In this case, the Respondent acknowledged that erroneous information was entered on Claimant's U-4 and is reflected in the Broker Check. Claimant was not permitted to resign; he voluntarily left the firm. The parties stipulated that the documents need to be amended to reflect the voluntary departure.There were other matters that perhaps could best be described as ambiguities in the evidence. For example, Respondent offered three matters it believed were evidence of unauthorized trading. Only one matter is cited on the BrokerCheck and it appears that Claimant did not contribute to that settlement. Of the other two examples Respondent offered, one customer kept the securities in the account and did not contest the trades. It should be noted in this regard that Claimant was not investigated while at Respondent's firm; the investigation did not take place until after Claimant left and Respondent began to contact Claimant's customers.
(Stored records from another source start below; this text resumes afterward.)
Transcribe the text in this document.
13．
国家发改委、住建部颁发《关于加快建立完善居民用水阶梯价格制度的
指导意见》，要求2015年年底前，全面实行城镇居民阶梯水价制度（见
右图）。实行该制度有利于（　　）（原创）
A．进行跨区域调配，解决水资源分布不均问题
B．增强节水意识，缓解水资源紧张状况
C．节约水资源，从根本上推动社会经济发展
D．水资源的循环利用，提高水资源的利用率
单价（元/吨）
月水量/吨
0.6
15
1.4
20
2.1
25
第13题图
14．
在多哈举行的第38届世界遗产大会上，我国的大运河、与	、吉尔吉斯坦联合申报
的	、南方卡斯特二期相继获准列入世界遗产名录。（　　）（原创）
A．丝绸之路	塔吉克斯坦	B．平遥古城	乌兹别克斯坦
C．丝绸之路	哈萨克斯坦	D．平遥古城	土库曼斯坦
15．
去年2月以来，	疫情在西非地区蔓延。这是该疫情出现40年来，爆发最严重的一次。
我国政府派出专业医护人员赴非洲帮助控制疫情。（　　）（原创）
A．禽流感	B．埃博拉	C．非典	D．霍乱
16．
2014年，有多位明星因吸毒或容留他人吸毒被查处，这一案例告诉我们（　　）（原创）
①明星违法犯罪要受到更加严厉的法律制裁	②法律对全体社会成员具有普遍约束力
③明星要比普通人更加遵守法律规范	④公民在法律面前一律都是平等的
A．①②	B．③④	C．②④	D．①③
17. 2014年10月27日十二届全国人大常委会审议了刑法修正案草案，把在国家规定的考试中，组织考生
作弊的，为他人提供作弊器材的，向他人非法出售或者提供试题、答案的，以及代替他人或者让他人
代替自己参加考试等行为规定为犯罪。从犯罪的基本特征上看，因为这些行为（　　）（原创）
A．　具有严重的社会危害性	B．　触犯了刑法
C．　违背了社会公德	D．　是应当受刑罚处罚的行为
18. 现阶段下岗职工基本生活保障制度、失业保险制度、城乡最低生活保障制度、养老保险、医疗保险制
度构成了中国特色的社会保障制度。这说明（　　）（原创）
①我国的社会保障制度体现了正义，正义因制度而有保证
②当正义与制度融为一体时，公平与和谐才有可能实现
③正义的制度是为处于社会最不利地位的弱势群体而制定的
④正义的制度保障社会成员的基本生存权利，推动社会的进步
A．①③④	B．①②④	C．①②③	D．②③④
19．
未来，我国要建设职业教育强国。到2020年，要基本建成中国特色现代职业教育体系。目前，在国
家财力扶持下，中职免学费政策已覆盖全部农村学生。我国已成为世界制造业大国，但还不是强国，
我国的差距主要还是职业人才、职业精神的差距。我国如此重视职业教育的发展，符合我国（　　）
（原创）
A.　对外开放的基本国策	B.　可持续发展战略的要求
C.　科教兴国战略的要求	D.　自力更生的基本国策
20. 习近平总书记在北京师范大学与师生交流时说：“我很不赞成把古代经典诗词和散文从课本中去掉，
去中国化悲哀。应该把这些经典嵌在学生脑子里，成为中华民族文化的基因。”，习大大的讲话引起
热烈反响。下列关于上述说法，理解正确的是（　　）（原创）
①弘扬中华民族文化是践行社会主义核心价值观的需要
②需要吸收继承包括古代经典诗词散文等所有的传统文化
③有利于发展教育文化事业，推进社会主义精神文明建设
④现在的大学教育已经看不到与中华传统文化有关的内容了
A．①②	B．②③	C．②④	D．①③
The other case not mentioned on the BrokerCheck had to do with a customer calling and indicating that more shares of an IPO than the customer expected had been purchased for the customer's account. The customer intended to participate in the IPO purchase. This could easily have been an execution error, whether institutional or systemic, due to a day which the parties agreed was "crazy" as the IPO had so much interest that the trading system broke down due to volume. There was no proof that the over-purchase was intentional or negligent on Claimant's part. This could be analogous to the misreporting of Claimant's departure status. The customer's account was corrected and no harm was incurred.